Не дай умереть с коростой клеветы бесовской. Сними понапраслину, сними жёрнов каменный. Хоть перед самой смертью, хоть в гробу пущай все увидят, кто раба твоя Соломида.
Я не знал, как утешить старуху и только вздохнул.
Между тем она поглядела на солнышко и начала подниматься с бревна.
— Посиди еще, бабушка.
— Нет, Матрены, видно, не дождаться — на молитву пора вставать.
— Успеешь еще, — снова попытался я удержать старуху.
— Не говори так, — строго скала она. — Молитва — перво дело, изо всех работ работа. Сила да разум каждый день человеку нужны, а без молитвы откуль их взять?
Я понял, бесполезно ее удерживать, да к тому же в это время на дороге раздалась пьяная песня: мой шофер в обнимку с высоким мордастым парнем подходил к нам.
3
На другое лето я, как только приехал на родину, отправился в Койду проведать старуху.
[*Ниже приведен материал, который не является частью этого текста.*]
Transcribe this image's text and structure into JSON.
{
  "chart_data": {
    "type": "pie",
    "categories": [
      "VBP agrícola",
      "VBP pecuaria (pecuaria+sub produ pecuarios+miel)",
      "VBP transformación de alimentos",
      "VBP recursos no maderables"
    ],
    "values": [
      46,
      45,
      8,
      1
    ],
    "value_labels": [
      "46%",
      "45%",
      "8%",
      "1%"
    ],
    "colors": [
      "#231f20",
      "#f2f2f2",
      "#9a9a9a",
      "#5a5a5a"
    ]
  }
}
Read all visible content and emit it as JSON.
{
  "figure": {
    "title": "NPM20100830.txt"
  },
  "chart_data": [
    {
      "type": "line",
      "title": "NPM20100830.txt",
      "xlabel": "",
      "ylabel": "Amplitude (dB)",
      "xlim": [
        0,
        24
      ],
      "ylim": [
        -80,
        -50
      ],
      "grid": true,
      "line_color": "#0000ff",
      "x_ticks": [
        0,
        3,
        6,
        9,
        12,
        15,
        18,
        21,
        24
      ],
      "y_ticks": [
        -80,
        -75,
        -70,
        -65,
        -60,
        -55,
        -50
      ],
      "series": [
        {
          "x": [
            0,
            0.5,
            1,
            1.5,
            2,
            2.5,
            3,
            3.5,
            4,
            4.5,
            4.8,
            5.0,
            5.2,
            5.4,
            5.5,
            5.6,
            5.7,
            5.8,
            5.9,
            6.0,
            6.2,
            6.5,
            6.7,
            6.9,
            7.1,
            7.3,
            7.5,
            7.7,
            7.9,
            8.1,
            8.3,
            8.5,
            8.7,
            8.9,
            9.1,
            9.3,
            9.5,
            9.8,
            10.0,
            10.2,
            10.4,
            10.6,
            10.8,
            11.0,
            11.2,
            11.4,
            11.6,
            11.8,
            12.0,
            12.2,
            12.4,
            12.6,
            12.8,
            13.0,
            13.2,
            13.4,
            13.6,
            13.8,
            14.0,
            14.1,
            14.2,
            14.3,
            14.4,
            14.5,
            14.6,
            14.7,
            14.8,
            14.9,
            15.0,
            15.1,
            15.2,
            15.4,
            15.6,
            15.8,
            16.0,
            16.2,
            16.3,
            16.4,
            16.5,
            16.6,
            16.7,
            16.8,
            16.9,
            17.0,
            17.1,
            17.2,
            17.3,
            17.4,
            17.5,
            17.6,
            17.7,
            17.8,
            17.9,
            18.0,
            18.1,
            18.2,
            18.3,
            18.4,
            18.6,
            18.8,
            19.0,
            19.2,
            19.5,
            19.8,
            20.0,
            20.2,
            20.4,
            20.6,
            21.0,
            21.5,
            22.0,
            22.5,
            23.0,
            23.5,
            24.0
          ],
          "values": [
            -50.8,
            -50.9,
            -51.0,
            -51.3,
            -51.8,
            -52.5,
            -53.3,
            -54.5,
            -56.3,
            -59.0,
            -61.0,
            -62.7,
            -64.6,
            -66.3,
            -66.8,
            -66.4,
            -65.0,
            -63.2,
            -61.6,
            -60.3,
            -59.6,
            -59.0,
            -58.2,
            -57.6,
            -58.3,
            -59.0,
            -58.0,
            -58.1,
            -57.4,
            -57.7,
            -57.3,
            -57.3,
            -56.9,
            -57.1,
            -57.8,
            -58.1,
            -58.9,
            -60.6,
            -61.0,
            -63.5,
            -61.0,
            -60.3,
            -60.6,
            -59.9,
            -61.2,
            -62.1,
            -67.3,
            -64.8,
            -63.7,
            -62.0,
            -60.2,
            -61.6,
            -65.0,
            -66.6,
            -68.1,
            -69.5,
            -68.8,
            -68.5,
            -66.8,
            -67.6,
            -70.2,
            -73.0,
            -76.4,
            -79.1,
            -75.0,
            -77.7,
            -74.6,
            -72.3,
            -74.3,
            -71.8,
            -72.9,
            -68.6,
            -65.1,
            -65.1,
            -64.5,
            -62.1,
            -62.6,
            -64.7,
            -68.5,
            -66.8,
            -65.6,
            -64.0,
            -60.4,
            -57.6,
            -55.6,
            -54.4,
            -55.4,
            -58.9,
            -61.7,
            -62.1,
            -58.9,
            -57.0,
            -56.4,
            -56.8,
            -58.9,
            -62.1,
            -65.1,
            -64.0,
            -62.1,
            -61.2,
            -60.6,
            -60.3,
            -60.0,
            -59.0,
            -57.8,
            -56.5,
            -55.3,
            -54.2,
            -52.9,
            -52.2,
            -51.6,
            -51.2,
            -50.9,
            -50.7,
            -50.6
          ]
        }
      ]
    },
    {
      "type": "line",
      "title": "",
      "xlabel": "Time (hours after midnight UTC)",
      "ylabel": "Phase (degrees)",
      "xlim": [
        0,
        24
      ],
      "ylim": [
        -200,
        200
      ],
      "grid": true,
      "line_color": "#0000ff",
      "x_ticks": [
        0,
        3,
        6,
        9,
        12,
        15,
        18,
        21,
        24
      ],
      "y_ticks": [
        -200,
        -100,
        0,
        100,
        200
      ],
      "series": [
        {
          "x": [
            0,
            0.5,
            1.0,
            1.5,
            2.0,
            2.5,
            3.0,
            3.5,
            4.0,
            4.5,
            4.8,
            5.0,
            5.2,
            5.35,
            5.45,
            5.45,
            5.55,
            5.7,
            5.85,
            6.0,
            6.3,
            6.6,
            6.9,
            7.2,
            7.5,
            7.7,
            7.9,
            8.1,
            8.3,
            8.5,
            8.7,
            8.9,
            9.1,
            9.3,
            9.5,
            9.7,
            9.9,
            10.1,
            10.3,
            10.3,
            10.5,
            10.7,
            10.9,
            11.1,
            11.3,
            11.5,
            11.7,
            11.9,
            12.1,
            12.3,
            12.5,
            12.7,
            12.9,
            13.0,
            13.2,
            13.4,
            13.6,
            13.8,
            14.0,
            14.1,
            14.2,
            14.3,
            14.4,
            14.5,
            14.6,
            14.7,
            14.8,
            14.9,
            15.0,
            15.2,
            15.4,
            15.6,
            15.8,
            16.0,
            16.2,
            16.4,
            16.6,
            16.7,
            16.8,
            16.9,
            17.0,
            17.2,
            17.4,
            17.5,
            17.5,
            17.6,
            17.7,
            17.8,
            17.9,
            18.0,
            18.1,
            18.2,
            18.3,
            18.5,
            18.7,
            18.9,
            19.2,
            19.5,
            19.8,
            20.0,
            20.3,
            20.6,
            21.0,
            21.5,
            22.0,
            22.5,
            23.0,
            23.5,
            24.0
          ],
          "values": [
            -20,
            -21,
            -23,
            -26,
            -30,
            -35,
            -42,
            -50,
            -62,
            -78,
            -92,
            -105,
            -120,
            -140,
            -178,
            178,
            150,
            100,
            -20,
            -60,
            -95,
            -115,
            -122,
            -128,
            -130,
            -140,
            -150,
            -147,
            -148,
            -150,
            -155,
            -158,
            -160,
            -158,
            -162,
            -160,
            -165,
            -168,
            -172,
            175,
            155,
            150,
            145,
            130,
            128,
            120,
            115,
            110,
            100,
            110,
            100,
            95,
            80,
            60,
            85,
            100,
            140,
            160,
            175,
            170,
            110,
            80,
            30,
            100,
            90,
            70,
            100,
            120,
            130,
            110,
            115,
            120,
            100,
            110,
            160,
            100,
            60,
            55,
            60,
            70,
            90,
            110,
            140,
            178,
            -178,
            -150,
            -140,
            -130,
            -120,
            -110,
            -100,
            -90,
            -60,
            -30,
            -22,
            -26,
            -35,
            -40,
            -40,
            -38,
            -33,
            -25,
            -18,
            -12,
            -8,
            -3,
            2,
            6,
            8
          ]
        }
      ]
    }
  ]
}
В низкой, на старинный манер избе — без обоев, без белил, без занавесок, одно золотистое дерево — меня встретила дочь старухи, тоже уже старуха, та самая Матрена, которую в прошлый раз, сидя на бревне, поджидала ее мать. Самой Соломеи в живых уже не было — она умерла весной нынешнего года.
— Хорошо померла, — начала рассказывать Матрена, то и дело вытирая слезы со своего простоватого, бесхитростного лица. — Легкая смерть была. Паску встретила, разговелась, а там уж и анделы прилетели, кончились земные страданья.
— Ну а все же, как это было?
— Как умерла-то? А вот сидели тут за столом, разговлялись, она и говорит мне: «Сходи-ко, говорит, за старухами, проститься хочу». — «Что ты, говорю, мама, ничего-то выдумываешь?» — «Иди, говорит, зови да пошевеливайся. Живо у меня!» Еще острастку мне дала. Ну, пришли старушонки. Мама на ноги поднялась, тут вот сидела, на лавке, встала лицом к иконам, перекрестилась. «Вот, говорит, скоро предстану перед господом богом, не грешна перед людями. Через всю жизнь, говорит, со словом господним на устах прошла». А потом- старухи и в себя прийти не успели — легла прямо на пол вот так вот, глазами к божнице, руки на грудь крест-накрест, да и померла. Ну дак уж старухи и бабы потом на коленях ползали перед мамой. «Прости, прости, говорят, Соломида. И нас прости, и всех прости, кто перед тобой согрешил. Мы ведь, говорят, всю жизнь тебя топтали да пинали, детям твоим житья не давали, а теперь, говорят, видим: святая меж нас жила».
Что ты, как не святая. Икотницы-то помирают — по целым дням кричат да корчатся, бесы мучают. А тут ведь как голубок вздохнула. Смертью, смертью мама оправдалась перед всеми. Смертью своей сняла с себя и со всех нас понапраслину.
Под вечер Матрена проводила меня на кладбище, такое же старое и запустевшее, как сама деревня, и я долго стоял у песчаной могилы со свежим, еще не обветренным сосновым столбиком, на котором не было ни единой буквы, ни единого знака.